Most impressive, though, is that half of all people registering on the Aetna site engage Ann. Even Aetna’s covered members using the member’s only site are able to use Ann to view claims, look up physicians for services and even estimate the amount a service will cost with a specific physician.
According to Morrison, the system used by Aetna will be considered somewhat light in relation to what Next IT has planned for the clinical setting. Specifically, it will be more proactive depending on a patient’s needs, he said.
“Interactive virtual assistants are the magic bullet for patient engagement,” Morrison said. “What we can do is create and interface with smart phone and smart devices.”
With the right interface, which can be created to incorporate voice activation, like what’s found in Siri, tools like virtual assistants that are employed by large and enterprise health systems may be able to create a link with a patient, to interact with and monitor activity on a regular basis and to engage them through a protected portal such as a patient portal.
Ultimately, tools like Aetna’s Ann, and the one used by the U.S. Army, which have personalities and back stories built into their profiles (designed to create trust with users, Morrison said) will be able to push information, reminders and updates to patients who sign up with the service to help them stay engaged with their caregivers.
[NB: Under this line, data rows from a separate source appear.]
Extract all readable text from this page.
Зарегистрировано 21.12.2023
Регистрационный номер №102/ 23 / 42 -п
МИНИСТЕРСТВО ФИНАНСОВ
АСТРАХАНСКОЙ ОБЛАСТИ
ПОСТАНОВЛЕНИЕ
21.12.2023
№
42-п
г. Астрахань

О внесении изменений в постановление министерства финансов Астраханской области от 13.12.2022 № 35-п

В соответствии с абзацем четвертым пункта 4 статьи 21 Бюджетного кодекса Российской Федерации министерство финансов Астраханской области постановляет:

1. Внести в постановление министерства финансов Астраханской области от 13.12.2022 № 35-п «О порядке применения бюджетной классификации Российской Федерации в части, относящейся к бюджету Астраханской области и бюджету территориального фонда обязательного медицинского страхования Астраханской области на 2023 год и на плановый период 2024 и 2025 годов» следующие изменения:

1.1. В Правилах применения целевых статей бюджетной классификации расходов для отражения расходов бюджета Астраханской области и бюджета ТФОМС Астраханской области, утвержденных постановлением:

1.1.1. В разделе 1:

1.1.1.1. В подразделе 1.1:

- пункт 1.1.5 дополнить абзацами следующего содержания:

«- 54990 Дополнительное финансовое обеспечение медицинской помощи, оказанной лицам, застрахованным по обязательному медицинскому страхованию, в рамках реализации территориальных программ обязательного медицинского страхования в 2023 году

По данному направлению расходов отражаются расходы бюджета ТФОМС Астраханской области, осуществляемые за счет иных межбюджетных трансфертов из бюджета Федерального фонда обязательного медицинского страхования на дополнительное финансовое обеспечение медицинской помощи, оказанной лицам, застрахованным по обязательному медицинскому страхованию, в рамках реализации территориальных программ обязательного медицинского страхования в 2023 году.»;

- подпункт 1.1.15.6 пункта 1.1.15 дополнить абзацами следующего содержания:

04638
“Once we understand the patient and we begin to engage, we can push information to them to push engagement,” said Morrison. “We’ll be able to ping them with a text message, and push medication reminders. We’ll even be able to ask them questions like ‘How are you feeling today.’”
Depending on the patient’s response, if after a certain number of non-positive responses, the assistant will be able to automatically schedule an appointment with a physician or manage some other pre-established message to the patient’s care provider to ensure the patient is being contacted to ensure proper care continuum.
But, the assistants’ interaction can be set up to be much more than pushing information; they can actually engage individual with medication reminders, for example, and provide guidance for recommended doses, where to take an injection (in situations where that is appropriate), and improve patient understanding of a procedure or medication.
Patients can set up reminders through their smart devices, schedule appointments and can rate their health experience and how they feel, which can help physicians begin to create a comprehensive patient case history.
Based on this, virtual assistants may contribute to a more engage patient population, especially if people are able to so easily interact with them as is showcased in the video. Where patient portals and other engagement strategies, like social media, may be lacking, this technology may, in fact, be the magic bullet Next IT believes it to be.